Stronger U.S. Durables Orders Point to Solid Business Spending
(Bloomberg) -- Orders for U.S. durable goods surged in January by the most in six months, fueled in part by equipment demand that points to another strong quarter for business investment.
Bookings for durable goods -- or items meant to last at least three years -- increased 3.4% from the prior month after an upwardly revised 1.2% gain in December, Commerce Department figures showed Thursday.
Core capital goods orders, a category that excludes aircraft and military hardware and is seen as a barometer of business investment, rose 0.5% after an upwardly revised 1.5% gain. Shipments of such goods jumped by the most in three months.
Total factory production is approaching pre-pandemic levels and the value of core business goods orders is well above where it was a year ago. They rose to a fresh record high last month, helped by more bookings for computers and electrical equipment.
Shipments of non-defense capital goods minus aircraft, a figure used to calculate investment in the government’s gross domestic product report, jumped 2.1% in January. Some economists, including those at JPMorgan Chase & Co., indicated first-quarter business spending may be stronger than expected following the advance.
“The January durable goods report, packed with upside surprises, signals manufacturing and equipment spending are off to a strong start to 2021, and indicates that it is not just the consumer propelling a pickup in growth,” Wells Fargo & Co. economists Tim Quinlan and Sarah House said in a note.
A separate Commerce Department report Thursday showed GDP rose at an annualized pace of 4.1% in the final three months of the year, supported by a 25.7% annualized surge in equipment investment.

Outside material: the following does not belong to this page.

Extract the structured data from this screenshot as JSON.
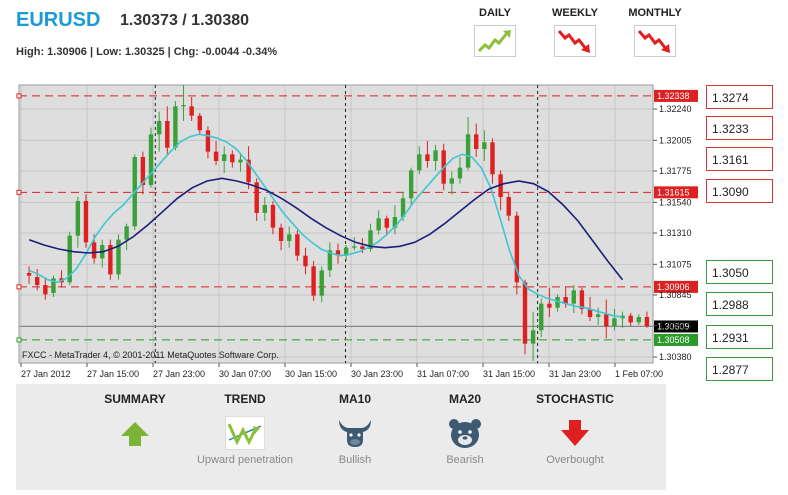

Looking ahead, fiscal relief paired with more widespread vaccinations and prospects of infrastructure spending should support business investment, while shoring up finances of the unemployed.
There are some signs the damaged labor market is improving slightly. According to a Labor Department report on Thursday, applications for state jobless benefits fell to the lowest level since November as coronavirus infection rates fell and more people received vaccinations. The data may have also been influenced by the Presidents’ Day holiday.

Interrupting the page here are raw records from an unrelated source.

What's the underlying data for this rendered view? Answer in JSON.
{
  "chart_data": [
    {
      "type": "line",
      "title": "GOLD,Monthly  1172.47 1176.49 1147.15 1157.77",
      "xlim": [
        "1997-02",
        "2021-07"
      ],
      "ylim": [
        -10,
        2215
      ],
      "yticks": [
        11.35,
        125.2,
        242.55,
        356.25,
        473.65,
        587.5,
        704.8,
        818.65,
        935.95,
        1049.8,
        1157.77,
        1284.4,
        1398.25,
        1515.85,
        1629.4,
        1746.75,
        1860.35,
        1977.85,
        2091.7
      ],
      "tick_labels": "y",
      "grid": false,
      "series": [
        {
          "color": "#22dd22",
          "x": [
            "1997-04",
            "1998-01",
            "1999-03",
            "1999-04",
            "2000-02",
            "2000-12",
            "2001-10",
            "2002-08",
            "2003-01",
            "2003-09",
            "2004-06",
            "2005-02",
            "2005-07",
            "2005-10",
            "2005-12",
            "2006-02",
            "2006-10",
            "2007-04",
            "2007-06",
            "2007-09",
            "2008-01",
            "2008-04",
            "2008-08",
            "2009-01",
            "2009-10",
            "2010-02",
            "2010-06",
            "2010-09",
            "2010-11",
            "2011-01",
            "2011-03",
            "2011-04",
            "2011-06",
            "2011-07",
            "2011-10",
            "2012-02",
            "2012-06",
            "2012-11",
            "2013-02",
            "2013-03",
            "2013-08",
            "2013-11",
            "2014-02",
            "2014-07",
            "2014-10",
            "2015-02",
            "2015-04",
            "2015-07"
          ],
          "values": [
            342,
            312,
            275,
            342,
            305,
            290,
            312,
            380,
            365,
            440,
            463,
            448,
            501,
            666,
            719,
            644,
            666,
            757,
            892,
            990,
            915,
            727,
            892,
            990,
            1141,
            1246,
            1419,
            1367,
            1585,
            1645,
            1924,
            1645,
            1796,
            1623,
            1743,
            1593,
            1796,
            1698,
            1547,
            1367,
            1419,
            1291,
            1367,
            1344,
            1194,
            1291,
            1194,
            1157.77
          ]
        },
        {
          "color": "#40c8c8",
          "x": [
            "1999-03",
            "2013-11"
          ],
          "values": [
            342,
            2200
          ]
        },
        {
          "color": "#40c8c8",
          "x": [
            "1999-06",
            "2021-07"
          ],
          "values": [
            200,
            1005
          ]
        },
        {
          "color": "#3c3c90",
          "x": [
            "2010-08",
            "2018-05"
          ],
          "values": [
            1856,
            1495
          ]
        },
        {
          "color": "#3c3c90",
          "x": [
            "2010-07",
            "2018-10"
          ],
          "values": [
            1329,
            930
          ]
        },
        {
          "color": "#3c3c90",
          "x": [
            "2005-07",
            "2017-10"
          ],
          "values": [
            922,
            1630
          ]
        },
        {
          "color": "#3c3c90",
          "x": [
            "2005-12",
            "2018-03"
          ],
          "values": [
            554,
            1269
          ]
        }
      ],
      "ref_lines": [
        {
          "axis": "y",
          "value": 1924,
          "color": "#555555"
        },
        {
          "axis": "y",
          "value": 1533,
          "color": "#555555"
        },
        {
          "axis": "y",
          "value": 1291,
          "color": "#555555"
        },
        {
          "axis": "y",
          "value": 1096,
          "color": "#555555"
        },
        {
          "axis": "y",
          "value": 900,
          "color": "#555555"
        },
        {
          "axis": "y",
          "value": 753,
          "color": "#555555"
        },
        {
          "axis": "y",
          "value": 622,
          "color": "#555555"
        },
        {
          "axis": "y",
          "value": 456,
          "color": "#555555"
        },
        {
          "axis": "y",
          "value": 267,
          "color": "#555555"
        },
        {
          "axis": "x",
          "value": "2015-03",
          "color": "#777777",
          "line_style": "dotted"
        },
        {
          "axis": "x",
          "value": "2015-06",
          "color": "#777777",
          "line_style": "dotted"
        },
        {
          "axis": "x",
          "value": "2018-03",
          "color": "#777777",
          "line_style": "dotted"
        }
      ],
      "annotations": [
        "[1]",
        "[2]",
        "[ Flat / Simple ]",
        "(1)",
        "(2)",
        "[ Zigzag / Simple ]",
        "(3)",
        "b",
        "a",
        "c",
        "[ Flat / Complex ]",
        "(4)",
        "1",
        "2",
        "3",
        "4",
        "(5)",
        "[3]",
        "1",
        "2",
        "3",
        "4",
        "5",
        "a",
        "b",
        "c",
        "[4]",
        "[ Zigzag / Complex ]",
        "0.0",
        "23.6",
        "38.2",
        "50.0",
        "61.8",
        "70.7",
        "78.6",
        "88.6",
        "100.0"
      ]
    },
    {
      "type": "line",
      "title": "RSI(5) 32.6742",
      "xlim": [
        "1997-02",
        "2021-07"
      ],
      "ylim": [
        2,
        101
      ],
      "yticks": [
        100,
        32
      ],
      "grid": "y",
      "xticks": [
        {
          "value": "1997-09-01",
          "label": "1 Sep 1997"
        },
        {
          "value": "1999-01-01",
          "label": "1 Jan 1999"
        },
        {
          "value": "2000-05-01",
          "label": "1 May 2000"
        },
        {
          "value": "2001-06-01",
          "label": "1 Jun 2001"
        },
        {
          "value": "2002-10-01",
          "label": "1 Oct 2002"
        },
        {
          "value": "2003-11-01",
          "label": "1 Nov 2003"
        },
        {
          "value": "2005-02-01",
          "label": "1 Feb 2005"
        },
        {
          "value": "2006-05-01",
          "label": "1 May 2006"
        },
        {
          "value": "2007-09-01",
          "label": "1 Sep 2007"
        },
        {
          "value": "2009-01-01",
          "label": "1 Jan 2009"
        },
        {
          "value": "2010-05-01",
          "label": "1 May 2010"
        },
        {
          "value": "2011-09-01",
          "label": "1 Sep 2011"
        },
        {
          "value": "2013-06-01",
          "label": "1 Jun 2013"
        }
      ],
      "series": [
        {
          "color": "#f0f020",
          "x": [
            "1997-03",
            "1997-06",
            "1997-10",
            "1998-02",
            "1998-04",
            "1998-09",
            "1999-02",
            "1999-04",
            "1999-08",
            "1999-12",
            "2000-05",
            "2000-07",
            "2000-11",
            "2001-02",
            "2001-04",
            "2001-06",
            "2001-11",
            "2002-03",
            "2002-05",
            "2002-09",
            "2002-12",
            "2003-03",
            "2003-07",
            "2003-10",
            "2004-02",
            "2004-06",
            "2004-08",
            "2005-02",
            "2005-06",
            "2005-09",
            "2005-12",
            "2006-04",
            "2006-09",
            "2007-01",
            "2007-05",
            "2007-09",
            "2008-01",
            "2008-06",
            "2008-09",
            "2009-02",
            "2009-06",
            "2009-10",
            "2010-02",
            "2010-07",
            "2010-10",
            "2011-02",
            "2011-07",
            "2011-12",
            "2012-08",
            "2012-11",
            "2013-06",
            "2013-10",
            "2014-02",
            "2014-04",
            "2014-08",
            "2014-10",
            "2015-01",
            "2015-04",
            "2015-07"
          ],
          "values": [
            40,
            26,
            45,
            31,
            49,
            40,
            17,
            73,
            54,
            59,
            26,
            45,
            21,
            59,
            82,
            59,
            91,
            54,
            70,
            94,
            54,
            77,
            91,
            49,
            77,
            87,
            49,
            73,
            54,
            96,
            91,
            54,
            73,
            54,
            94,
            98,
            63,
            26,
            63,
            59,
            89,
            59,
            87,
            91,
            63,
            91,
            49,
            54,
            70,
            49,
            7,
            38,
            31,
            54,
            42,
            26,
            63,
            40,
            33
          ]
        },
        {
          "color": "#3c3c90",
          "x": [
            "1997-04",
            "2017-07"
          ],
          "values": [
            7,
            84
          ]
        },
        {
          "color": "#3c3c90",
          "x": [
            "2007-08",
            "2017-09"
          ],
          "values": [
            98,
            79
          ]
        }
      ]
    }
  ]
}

A host of data ranging from housing to manufacturing to retail sales point to firmer economic growth at the start of 2021. Reports out earlier this month showed retail sales exceeded economists’ estimates and manufacturing production rose for a fourth-straight month.

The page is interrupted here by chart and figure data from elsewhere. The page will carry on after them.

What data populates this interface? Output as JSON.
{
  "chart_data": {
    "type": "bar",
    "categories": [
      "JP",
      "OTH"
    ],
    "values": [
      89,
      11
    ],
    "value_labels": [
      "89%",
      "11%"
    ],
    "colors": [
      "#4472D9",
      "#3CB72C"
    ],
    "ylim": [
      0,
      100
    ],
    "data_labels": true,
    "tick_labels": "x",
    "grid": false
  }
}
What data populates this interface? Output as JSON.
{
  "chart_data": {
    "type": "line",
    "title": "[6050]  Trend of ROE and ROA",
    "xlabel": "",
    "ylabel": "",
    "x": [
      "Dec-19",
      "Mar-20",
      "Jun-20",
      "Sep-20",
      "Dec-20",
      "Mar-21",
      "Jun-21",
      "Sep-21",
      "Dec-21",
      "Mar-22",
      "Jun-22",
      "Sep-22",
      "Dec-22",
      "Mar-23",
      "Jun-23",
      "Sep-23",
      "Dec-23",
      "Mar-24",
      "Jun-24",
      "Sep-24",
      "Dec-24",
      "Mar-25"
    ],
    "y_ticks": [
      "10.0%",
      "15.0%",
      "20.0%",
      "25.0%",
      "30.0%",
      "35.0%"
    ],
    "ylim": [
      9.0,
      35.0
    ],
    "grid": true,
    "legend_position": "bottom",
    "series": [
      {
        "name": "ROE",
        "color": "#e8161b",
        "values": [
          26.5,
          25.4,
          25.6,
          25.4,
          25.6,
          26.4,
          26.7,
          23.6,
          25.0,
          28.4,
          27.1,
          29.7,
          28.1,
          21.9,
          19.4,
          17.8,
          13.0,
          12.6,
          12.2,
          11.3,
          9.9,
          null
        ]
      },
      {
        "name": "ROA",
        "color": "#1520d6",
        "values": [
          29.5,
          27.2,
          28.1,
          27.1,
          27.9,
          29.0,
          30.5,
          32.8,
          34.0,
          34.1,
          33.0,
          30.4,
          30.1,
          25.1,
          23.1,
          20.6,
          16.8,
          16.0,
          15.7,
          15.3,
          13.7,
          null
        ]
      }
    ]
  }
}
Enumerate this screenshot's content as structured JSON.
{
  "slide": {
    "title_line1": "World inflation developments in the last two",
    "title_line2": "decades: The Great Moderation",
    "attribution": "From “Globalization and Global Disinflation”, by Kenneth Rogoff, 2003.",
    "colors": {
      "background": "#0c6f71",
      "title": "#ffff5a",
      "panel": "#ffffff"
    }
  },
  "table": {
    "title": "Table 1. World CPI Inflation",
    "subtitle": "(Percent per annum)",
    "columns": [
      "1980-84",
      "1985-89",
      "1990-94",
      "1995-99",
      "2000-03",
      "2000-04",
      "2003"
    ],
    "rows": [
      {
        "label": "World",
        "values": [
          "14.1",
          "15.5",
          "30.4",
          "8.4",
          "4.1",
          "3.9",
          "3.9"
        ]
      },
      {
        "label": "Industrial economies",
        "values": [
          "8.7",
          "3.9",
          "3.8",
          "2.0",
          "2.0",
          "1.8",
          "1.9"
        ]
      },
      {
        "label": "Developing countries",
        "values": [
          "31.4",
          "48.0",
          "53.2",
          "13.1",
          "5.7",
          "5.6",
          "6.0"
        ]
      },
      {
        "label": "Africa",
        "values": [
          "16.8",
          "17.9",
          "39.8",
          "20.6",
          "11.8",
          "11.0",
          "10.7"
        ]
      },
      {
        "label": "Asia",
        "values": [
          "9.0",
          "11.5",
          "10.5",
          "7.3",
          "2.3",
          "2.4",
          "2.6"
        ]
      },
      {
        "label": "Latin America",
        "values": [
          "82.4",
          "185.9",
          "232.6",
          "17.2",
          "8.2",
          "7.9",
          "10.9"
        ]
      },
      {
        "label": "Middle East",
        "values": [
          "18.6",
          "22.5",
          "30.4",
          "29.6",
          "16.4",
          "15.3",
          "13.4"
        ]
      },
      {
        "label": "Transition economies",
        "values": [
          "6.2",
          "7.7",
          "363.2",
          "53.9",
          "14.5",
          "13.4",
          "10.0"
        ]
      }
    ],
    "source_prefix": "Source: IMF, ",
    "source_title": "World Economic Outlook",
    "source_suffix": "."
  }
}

The jump in overall durables orders reflected huge increases for aircraft and defense hardware. Excluding defense, bookings rose 2.3% in January.
U.S. planemaker Boeing Co. reported 4 orders in January, following 90 in December. While not directly comparable on a month-to-month basis, the jump in Boeing’s orders at the end of 2020 helps explain the almost 390% surge in bookings for commercial aircraft.
Rebuilding diminished inventories has also been a key tailwind for factories. The value of durable goods inventories shrank 0.3%, after falling 0.2% in December.
- Excluding transportation, durable goods orders rose a more moderate 1.4% after a 1.7% December gain
- Orders for computers and related products climbed 8.7% in January, while bookings for electrical equipment and appliances rose 4.2%
- The median estimate in a Bloomberg survey of economists called for a 1.1% increase in total durables orders. The median forecast for core capital goods called for a 0.8% gain after a previously reported 0.7% December increase.